For its part, the company will be introducing RTD tea products that aim to fill daily-routine-related gaps among products currently available under the Teakoe brand, he says. Planned additions include caffeine-free and functional formulations.
“Additionally, we’ll be introducing a four-pack case at the retail level to allow larger purchases of our product at a more cost-effective price point, Jokisch says. “Lastly, improvements within our direct-to-consumer model will enable us to expand this channel and engage more closely with our supporters.”
Prepare for challenges
Despite trends that bode well for both the RTD coffee and RTD segments, processors face some challenges that could threaten growth.
One such challenge is “finding ways to make dairy shelf-stable in more applications” while keeping the desired texture and taste, Carmichael says.
“We are looking at the next wave of shelf-stability coming from greater availability in aseptic technologies,” he says.
Consumer misconceptions related to dairy products and dairy farming also are issues in the RTD coffee-plus-dairy space, Frye maintains.
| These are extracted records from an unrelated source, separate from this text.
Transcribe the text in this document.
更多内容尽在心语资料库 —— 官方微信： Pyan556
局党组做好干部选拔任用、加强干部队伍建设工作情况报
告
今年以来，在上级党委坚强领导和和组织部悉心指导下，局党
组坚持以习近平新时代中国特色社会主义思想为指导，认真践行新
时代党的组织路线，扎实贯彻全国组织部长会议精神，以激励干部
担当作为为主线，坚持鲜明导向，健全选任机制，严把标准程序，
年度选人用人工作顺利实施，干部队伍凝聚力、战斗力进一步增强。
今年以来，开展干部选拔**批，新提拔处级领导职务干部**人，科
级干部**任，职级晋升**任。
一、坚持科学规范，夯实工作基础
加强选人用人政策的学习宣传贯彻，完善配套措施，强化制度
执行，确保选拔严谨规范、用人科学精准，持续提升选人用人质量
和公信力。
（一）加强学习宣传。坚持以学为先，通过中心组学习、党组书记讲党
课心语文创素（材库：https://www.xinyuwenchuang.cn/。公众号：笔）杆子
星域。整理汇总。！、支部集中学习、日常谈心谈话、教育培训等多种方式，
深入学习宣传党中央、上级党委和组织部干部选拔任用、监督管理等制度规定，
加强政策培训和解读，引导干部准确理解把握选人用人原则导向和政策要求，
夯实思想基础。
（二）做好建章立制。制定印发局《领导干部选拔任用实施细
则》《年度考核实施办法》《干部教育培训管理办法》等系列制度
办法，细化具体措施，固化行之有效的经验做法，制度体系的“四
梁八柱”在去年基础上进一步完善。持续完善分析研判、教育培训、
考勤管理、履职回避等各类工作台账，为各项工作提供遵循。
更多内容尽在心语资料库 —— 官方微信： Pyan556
False claims tied to cows and global warming, for example, are a concern.
“The education is lacking, and people have lost sight of why dairy is so important to the human body and all the nutrients they gain from it,” she says.
But another “challenge” is a positive for the RTD coffee segment: The category is growing fast, especially on the multi-serve side, Polka says.
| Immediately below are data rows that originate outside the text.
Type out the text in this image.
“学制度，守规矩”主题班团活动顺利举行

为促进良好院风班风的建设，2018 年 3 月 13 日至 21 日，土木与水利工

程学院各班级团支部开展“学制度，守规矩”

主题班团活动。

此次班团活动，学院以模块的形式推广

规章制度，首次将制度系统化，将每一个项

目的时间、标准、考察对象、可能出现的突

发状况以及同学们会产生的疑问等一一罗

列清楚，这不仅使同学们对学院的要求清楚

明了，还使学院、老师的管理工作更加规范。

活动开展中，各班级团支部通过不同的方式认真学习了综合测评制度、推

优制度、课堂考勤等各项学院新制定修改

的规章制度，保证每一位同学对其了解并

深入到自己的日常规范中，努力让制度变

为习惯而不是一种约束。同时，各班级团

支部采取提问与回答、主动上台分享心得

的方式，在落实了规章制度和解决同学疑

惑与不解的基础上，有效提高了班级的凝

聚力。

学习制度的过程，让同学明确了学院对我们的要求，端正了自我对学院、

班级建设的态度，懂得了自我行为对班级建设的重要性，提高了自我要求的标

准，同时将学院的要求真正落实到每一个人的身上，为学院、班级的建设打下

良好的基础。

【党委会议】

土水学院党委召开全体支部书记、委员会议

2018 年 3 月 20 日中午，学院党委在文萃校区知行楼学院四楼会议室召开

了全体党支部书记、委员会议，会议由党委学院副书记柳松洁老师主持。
“RTD coffee is the fastest-growing category [in] the dairy aisle,” she points out. “With more home consumption, we’re working diligently with our cross-functional team in supply/demand, trade and marketing to keep up with consumer demand while also ensuring our innovative spirit remains.”
With strong competition in the RTD tea space, standing out can be a challenge, Barry notes.
“Great taste and attractive packaging are a starter, but you also need an ingredient listing that meets consumer demands for more clean-label products. Honey is an ingredient that fits demands for flavor, marketing and clean-label teas.”
Another challenge on the RTD tea side is the reality that many tea brands rely on third-party copackers to create “generic tea products,” Jokisch maintains. The products typically are made with tea extracts or concentrates, and the brands lack flexibility when it comes to innovation or varying scale.
“The use of misleading terms such as ‘lightly brewed’ or ‘real brewed’ makes it challenging for producers to differentiate their process of actually brewing tea properly and then communicating that effectively to the end consumer,” he says. “The opportunity exists, however, with people wanting to know more about the products they consume and brands providing more transparency to their process.